Выбрать главу

МБХ: Я как секретарь факультетского комитета отказывался исключать из комсомола отчисляемых из института, так как был убежден: не всякий комсомолец может быть способен к учебе. А вот обратное на оборонном факультете казалось мне абсолютно справедливым. Ведь мы должны при необходимости отдать жизнь за Родину даже в мирное время, а как это можно потребовать с некомсомольца или некоммуниста? Не шучу, не утрирую. Ровно так и думал[32].

Если бы судьба свела меня с Ходорковским в те годы, то, скорее всего, постаралась бы держаться от него подальше, как и от любого иного комсомольского активиста. Они всегда вызывали у меня удивление и недоверие. Мне казалось, что люди, которые выбирают «партийную стезю», — просто карьеристы. Кстати, в присущей мне гуманитарной сфере довольно часто так и бывало. Мне хотелось от них защититься, чтобы они не лезли в мою жизнь со своими правилами, дисциплиной и прочей партийной демагогией. Когда я говорила на эту тему с отцом, который был членом компартии, он улыбался и лишь советовал не кричать об этом на каждом углу и не обсуждать эту тему по телефону.

МБХ: Комсомол тогда в МХТИ был другим, чем в гуманитарных вузах. Совсем другим. Никто от нас «идеологической правоверности» не требовал. У нас историю КПСС вела замечательная старая еврейка, которая потом уехала в Израиль. И никакого скандала не было. В нас воспитывали иное: патриотизм, готовность работать для защиты своей страны. Военной защиты, если нападут. И ведь получилось! Конечно, нас тоже обманывали. Нападать-то на нас никто не собирался. Наши проблемы были не из-за «происков врагов», а из-за собственной дурости, бесхозяйственности, неумения работать, обусловленного дурацкой политико-экономической ситуацией. Но до этого надо было «дойти». Я — «дошел». Постепенно. К 1993–1994 годам, возможно.

Этого его комсомольского прошлого Ходорковскому «в народе» не прощают до сих пор. Ему ставят в вину комсомольское прошлое и капиталистическое будущее одновременно. То есть или комсомолец, или капиталист. Но как раз с молодежного бизнеса во многом и начался капитализм в России.

Леонид Невзлин: Передо мной сидел человек, который мог состояться по комсомольско-партийно-административной линии, который уже был секретарем комсомола огромного, по-моему, шеститысячного института — Менделеевки — и который имел до этого некий выбор, куда идти.

Он хотел стать директором научно-производственного объединения, чтобы был свой завод, свой научно-исследовательский институт и чтобы он там был полноценным хозяином. Вот это была его советская мечта. Это была его мечта на момент моего прихода в Центр научно-технического творчества молодежи, и он двигал организацию в этом направлении. И мне было это интересно, потому что он знал и умел то, чего не знал и не умел я, он был вкручен в ту систему. Он мог прийти, там, к председателю райисполкома, первому секретарю райкома, второму, третьему — без вопросов, он их всех знал, он мог войти в Моссовет и пройти там по комсомольской или партийной линии к кому угодно. Он был для меня небожителем в той системе координат, советской тогда еще. Поэтому я каким-то образом поверил в него. В нем чувствовалась такая зажатая пружина, потенциал на развитие. И это подтвердилось очень быстро.

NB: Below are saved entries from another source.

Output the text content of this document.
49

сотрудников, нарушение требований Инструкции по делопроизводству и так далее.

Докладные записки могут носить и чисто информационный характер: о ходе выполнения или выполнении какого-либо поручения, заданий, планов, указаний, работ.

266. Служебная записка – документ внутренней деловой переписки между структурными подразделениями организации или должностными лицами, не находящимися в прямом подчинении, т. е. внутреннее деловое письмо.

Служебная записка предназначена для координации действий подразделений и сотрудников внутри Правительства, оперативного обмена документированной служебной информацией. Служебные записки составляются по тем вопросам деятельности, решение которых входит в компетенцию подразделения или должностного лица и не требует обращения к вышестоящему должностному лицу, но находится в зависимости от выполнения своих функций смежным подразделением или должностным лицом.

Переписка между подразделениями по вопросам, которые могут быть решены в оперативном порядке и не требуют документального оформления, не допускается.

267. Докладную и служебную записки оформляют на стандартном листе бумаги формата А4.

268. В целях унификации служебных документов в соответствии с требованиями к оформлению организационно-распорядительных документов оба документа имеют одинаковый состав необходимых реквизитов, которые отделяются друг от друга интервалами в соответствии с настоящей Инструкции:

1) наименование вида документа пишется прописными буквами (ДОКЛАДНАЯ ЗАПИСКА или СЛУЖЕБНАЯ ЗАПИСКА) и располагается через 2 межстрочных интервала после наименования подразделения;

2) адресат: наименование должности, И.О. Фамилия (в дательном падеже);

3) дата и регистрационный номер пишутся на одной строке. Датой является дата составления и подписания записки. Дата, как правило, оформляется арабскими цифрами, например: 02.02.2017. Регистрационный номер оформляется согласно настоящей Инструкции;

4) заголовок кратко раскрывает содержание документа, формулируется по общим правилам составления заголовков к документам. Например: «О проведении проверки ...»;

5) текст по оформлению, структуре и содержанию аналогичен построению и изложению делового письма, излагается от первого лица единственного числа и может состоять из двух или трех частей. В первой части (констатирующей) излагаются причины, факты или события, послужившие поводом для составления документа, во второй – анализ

Дикое, сумасшедшее и голодное время

До 1988 года я жила с сыном в Восточной Европе. Когда я сказала родителям, что возвращаюсь в Россию, отец аккуратно заметил: «Интересно, что ты будешь делать, когда порвутся твои последние джинсы?» Мама была более конкретна: «Купи ребенку одежду на вырост». Зайдя в первый раз после приезда в Москву в продовольственный магазин, я от изумления присвистнула. «Не свисти, — строго сказала продавщица, — денег не будет». Я невесело улыбнулась: деньги были не нужны, покупать было нечего. В буквальном смысле слова. Только что отъехали два автобуса с людьми, которые приехали в сытую, как считалось, Москву из голодной провинции, и все скупили. Продавщица, в сущности, была избыточной деталью. Любой супермаркет в Праге или Софии на фоне пустых полок московского гастронома казался продуктовым раем, местом невероятного изобилия.

вернуться

32

Из диалога с писательницей Людмилой Улицкой, «Знамя», № 10, 2009 год.